Weldon Corporation's fiscal year ends December 31. The following is a list of transactions involving receivables that occurred during 2021: Mar. 17 Accounts receivable of $2,400 were written off as uncollectible. The company uses the allowance method. 30 Loaned an officer of the company $27,000 and received a note requiring principal and interest at 78 to be paid on March 30, 2022. May 30 Discounted the $27,000 note at a local bank. The bank's discount rate is 8%. The note was discounted without recourse and the sale criteria are met. June 30 Sold merchandise to the Blankenship Company for $19,000. Terms of the sale are 3/10, n/30. Weldon uses the gross method to account for cash discounts. July 8 The Blankenship Company paid its account in full.
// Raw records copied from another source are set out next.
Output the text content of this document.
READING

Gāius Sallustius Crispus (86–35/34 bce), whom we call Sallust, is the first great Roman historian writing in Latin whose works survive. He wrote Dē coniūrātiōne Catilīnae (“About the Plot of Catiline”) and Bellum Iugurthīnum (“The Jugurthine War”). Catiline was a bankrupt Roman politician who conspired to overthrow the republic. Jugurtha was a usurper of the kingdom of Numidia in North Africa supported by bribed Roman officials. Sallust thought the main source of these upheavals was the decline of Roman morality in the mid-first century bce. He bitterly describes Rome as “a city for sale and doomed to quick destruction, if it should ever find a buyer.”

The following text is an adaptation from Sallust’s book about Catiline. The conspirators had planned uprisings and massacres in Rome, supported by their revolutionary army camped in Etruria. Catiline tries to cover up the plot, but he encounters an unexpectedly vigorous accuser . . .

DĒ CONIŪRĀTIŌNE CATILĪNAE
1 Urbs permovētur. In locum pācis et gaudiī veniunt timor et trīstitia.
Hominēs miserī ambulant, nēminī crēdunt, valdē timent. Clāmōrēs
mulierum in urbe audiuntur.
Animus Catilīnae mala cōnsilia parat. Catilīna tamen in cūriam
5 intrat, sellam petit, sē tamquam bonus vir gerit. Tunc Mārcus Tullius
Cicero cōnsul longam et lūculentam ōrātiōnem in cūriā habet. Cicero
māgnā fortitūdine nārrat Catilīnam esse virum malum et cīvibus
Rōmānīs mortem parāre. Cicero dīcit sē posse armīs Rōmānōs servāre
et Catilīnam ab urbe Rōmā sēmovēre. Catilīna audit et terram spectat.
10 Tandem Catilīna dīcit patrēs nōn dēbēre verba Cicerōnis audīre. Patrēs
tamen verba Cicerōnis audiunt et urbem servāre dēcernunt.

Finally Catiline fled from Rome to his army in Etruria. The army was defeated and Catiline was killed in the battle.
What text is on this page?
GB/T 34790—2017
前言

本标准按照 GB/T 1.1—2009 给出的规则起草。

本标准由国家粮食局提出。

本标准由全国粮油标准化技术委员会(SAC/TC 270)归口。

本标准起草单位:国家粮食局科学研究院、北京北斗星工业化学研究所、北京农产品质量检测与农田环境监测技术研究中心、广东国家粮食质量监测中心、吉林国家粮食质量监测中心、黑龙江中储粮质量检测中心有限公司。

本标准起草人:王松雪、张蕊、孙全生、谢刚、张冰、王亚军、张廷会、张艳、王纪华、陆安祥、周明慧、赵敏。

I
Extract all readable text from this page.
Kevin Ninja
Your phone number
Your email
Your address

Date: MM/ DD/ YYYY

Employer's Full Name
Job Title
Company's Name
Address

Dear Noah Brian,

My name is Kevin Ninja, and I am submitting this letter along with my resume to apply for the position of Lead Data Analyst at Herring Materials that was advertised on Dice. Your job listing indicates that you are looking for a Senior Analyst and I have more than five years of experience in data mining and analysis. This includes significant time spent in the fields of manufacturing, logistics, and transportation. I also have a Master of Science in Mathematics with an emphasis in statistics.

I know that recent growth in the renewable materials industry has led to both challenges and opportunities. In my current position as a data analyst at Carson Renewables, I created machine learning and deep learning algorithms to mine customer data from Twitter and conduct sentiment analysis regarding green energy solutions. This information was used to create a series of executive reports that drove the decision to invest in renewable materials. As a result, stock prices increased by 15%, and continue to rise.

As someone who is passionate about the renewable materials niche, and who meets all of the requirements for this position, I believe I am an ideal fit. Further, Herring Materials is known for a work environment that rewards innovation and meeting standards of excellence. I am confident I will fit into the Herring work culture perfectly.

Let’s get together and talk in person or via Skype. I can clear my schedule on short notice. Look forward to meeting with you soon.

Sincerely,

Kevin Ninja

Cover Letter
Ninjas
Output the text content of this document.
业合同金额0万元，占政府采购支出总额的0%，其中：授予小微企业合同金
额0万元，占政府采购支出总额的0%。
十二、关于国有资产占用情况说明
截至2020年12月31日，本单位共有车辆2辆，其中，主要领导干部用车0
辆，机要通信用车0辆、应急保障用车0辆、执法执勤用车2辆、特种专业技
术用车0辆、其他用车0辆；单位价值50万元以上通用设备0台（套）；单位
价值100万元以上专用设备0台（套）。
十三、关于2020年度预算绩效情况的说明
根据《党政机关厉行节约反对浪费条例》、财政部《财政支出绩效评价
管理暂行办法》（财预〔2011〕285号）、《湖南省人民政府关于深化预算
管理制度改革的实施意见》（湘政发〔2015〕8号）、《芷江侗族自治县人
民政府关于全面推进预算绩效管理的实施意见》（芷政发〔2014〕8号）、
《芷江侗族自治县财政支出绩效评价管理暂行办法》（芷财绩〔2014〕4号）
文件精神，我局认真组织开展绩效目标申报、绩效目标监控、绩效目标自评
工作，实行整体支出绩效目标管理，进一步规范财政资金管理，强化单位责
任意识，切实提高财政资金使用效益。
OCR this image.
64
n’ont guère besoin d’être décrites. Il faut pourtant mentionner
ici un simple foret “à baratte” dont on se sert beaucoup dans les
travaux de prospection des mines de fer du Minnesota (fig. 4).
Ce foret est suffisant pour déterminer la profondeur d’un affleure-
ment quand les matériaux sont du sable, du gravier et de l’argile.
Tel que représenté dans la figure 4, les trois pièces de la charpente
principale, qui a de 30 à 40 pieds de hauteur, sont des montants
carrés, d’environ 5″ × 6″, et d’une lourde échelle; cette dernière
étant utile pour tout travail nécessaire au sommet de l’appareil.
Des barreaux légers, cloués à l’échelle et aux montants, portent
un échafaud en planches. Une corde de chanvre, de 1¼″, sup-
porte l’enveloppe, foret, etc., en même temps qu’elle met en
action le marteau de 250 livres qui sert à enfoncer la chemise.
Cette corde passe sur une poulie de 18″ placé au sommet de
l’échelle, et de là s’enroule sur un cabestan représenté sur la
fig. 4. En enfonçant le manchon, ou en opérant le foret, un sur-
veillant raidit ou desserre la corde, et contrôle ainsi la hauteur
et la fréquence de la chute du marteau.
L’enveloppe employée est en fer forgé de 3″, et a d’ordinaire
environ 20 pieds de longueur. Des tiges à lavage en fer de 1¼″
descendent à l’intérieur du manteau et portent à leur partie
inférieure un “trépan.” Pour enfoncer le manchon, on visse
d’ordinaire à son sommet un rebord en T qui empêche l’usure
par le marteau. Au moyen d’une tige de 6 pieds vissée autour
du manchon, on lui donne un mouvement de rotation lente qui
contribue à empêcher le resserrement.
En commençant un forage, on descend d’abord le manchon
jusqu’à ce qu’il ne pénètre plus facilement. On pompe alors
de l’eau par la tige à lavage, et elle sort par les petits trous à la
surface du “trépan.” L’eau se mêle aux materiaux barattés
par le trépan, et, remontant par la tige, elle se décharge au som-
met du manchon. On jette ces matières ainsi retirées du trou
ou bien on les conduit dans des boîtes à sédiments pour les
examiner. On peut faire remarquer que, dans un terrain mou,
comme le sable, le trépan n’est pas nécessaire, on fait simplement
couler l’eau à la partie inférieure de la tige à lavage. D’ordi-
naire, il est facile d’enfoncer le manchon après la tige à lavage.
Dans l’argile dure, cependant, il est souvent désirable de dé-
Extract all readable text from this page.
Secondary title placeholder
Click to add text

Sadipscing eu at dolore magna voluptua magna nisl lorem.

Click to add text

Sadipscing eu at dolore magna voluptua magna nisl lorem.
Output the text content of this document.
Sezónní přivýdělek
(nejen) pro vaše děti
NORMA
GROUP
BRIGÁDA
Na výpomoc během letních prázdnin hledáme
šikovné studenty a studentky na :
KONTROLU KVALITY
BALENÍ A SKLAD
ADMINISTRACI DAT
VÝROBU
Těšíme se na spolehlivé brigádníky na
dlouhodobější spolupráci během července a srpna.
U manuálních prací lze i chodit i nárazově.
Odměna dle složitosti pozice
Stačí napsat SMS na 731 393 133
Aug. 31 Sold stock in a nonpublic company with a book value of $5,700 and accepted a $7,200 noninterest-bearing note with a discount rate of 88. The $7,200 payment is due on February 28, 2022. The stock has no ready market value. Dec. 31 Weldon estimates that the allowance for uncollectible accounts should have a balance in it at year-end equal to 38 of the gross accounts receivable balance of $860,000. The allowance had a balance of $19,000 at the start of 2021. Required: 1 & 2. Prepare journal entries for each of the above transactions and additional year-end adjusting entries indicated. (If no entry is required for a transaction/event, select "No journal entry required" in the first account field. Do not round intermediate calculations and round your final answers to nearest whole dollar.)
Bad Debts
At the end of the accounting period, a financial statement is prepared by every company, then at that time while preparing the financial statement, the company determines among its total receivable amount how much portion of receivables is collected by the company during that accounting period.
Accounts Receivable
The word “account receivable” means the payment is yet to be made for the work that is already done. Generally, each and every business sells its goods and services either in cash or in credit. So, when the goods are sold on credit account receivable arise which means the company is going to get the payment from its customer to whom the goods are sold on credit. Usually, the credit period may be for a very short period of time and in some rare cases it takes a year.